The philanthropic and humanitarian sector can’t fix that on its own, he said, but ignoring these fundamental problems next door won’t lead to progress either.
“The idea, behind the report and these (CADF) meetings, is to create and coordinate the efforts a number of organizations are already doing to improve life in Central America, or Latin America in general,” said Vivero.
The conference brought in big players in American philanthropy already working in the region, such as the Ford Foundation, as well as small, dedicated groups like the WestWind Foundation, as well as Central American business leaders and government officials. It wasn’t a huge meeting, Vivero said, and it’s too early to point to any specific impact.
“But it definitely seems to be gathering momentum,” he said.
For example, just prior to the meeting in Mexico City, US Vice-President Joe Biden joined the Presidents of Honduras, Guatemala and El Salvador (and others) in Washington, D.C., to announce a new plan for reducing poverty and supporting economic growth in those countries.
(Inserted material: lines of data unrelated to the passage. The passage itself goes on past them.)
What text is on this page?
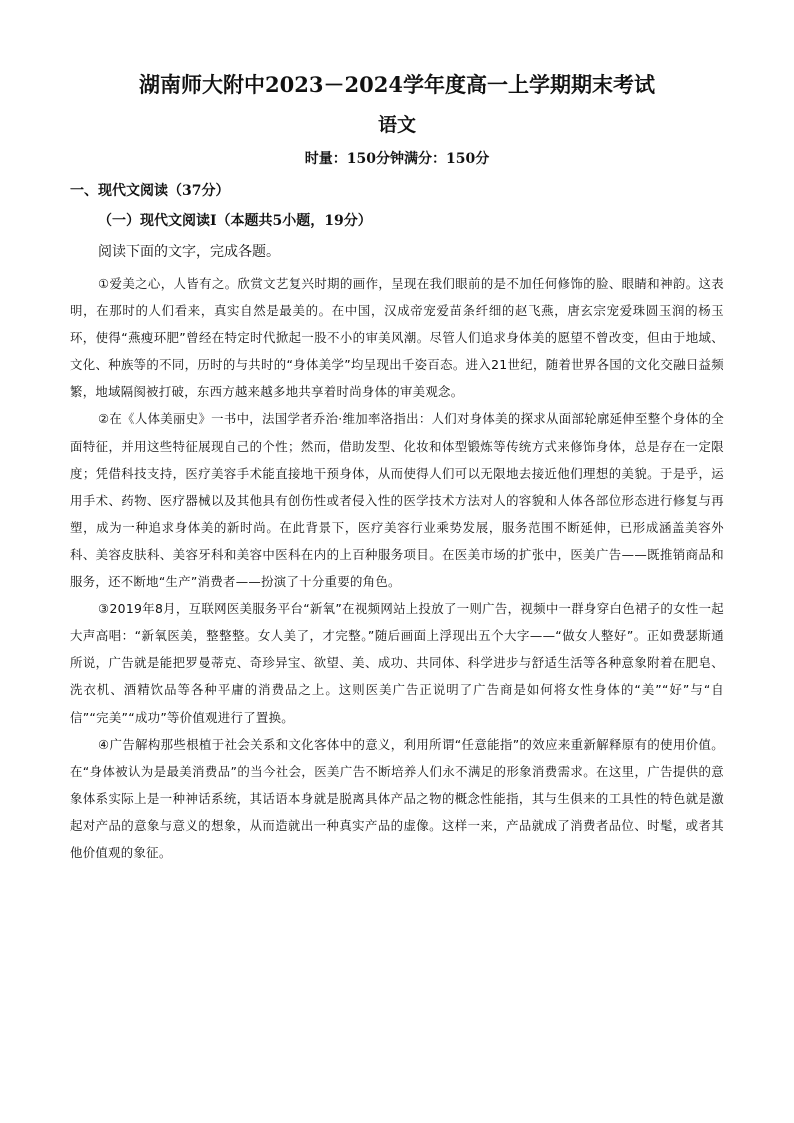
湖南师大附中2023－2024学年度高一上学期期末考试
语文
时量：150分钟满分：150分
一、现代文阅读（37分）
（一）现代文阅读Ⅰ（本题共5小题，19分）
阅读下面的文字，完成各题。

①爱美之心，人皆有之。欣赏文艺复兴时期的画作，呈现在我们眼前的是不加任何修饰的脸、眼睛和神韵。这表明，在那时的人们看来，真实自然是最美的。在中国，汉成帝宠爱苗条纤细的赵飞燕，唐玄宗宠爱珠圆玉润的杨玉环，使得“燕瘦环肥”曾经在特定时代掀起一股不小的审美风潮。尽管人们追求身体美的愿望不曾改变，但由于地域、文化、种族等的不同，历时的与共时的“身体美学”均呈现出千姿百态。进入21世纪，随着世界各国的文化交融日益频繁，地域隔阂被打破，东西方越来越多地共享着时尚身体的审美观念。

②在《人体美丽史》一书中，法国学者乔治·维加率洛指出：人们对身体美的探求从面部轮廓延伸至整个身体的全面特征，并用这些特征展现自己的个性；然而，借助发型、化妆和体型锻炼等传统方式来修饰身体，总是存在一定限度；凭借科技支持，医疗美容手术能直接地干预身体，从而使得人们可以无限地去接近他们理想的美貌。于是乎，运用手术、药物、医疗器械以及其他具有创伤性或者侵入性的医学技术方法对人的容貌和人体各部位形态进行修复与再塑，成为一种追求身体美的新时尚。在此背景下，医疗美容行业乘势发展，服务范围不断延伸，已形成涵盖美容外科、美容皮肤科、美容牙科和美容中医科在内的上百种服务项目。在医美市场的扩张中，医美广告——既推销商品和服务，还不断地“生产”消费者——扮演了十分重要的角色。

③2019年8月，互联网医美服务平台“新氧”在视频网站上投放了一则广告，视频中一群身穿白色裙子的女性一起大声高唱：“新氧医美，整整整。女人美了，才完整。”随后画面上浮现出五个大字——“做女人整好”。正如费瑟斯通所说，广告就是能把罗曼蒂克、奇珍异宝、欲望、美、成功、共同体、科学进步与舒适生活等各种意象附着在肥皂、洗衣机、酒精饮品等各种平庸的消费品之上。这则医美广告正说明了广告商是如何将女性身体的“美”“好”与“自信”“完美”“成功”等价值观进行了置换。

④广告解构那些根植于社会关系和文化客体中的意义，利用所谓“任意能指”的效应来重新解释原有的使用价值。在“身体被认为是最美消费品”的当今社会，医美广告不断培养人们永不满足的形象消费需求。在这里，广告提供的意象体系实际上是一种神话系统，其话语本身就是脱离具体产品之物的概念性能指，其与生俱来的工具性的特色就是激起对产品的意象与意义的想象，从而造就出一种真实产品的虚像。这样一来，产品就成了消费者品位、时髦，或者其他价值观的象征。
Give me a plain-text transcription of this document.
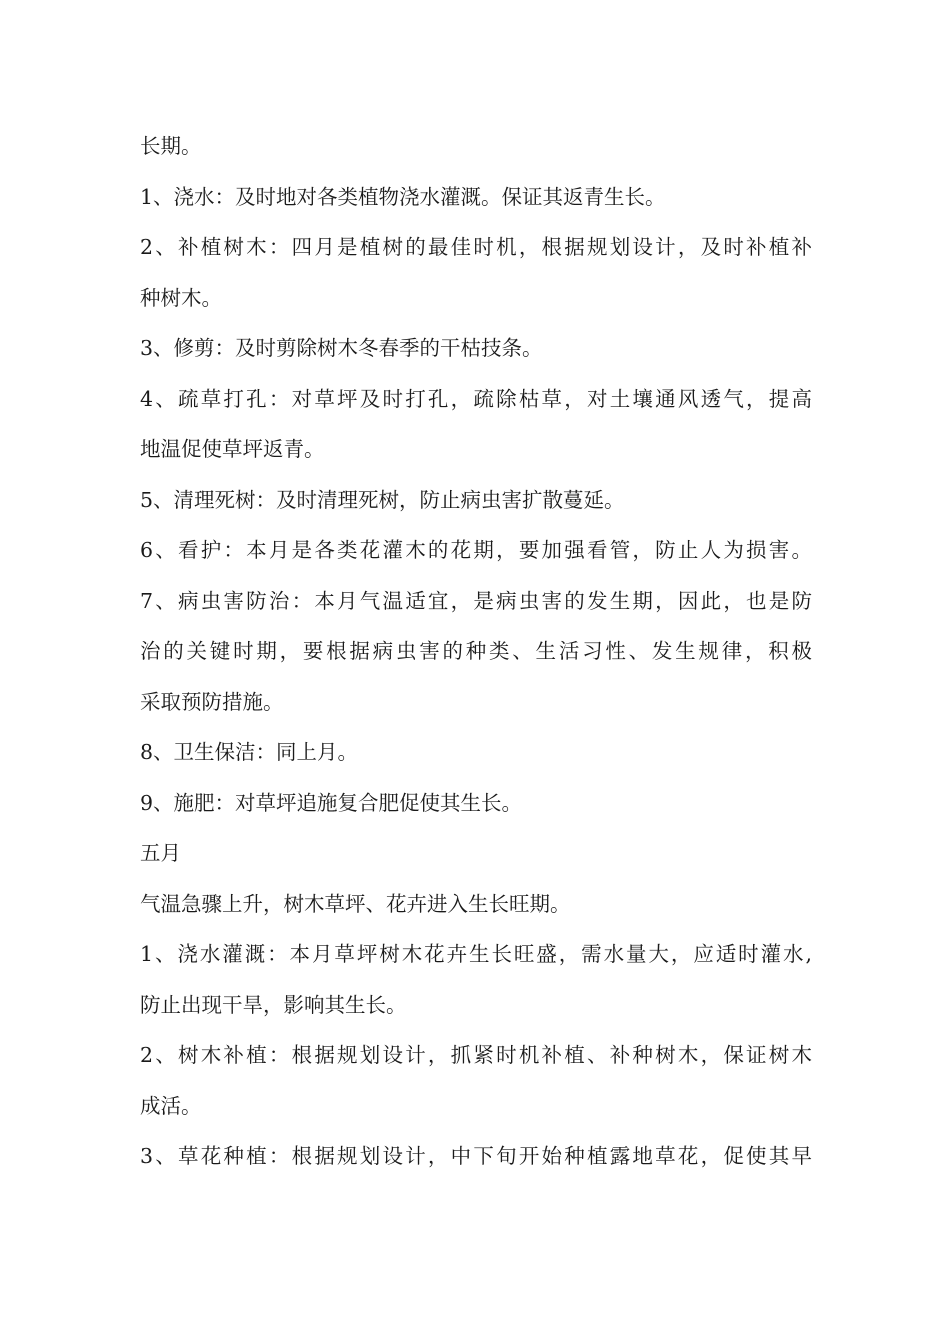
长期。
1、浇水：及时地对各类植物浇水灌溉。保证其返青生长。
2、补植树木：四月是植树的最佳时机，根据规划设计，及时补植补
种树木。
3、修剪：及时剪除树木冬春季的干枯技条。
4、疏草打孔：对草坪及时打孔，疏除枯草，对土壤通风透气，提高
地温促使草坪返青。
5、清理死树：及时清理死树，防止病虫害扩散蔓延。
6、看护：本月是各类花灌木的花期，要加强看管，防止人为损害。
7、病虫害防治：本月气温适宜，是病虫害的发生期，因此，也是防
治的关键时期，要根据病虫害的种类、生活习性、发生规律，积极
采取预防措施。
8、卫生保洁：同上月。
9、施肥：对草坪追施复合肥促使其生长。
五月
气温急骤上升，树木草坪、花卉进入生长旺期。
1、浇水灌溉：本月草坪树木花卉生长旺盛，需水量大，应适时灌水,
防止出现干旱，影响其生长。
2、树木补植：根据规划设计，抓紧时机补植、补种树木，保证树木
成活。
3、草花种植：根据规划设计，中下旬开始种植露地草花，促使其早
That’s a step in the right direction, said Vivero, and an indication the US government may be moving away from its policy of neglect.
But what he said the philanthropic sector can, and should, do to nudge this in the right direction is to more actively bolster civil society, human rights, women’s empowerment, public sector investment and basic infrastructure focused on meeting the needs of the poorest in these countries.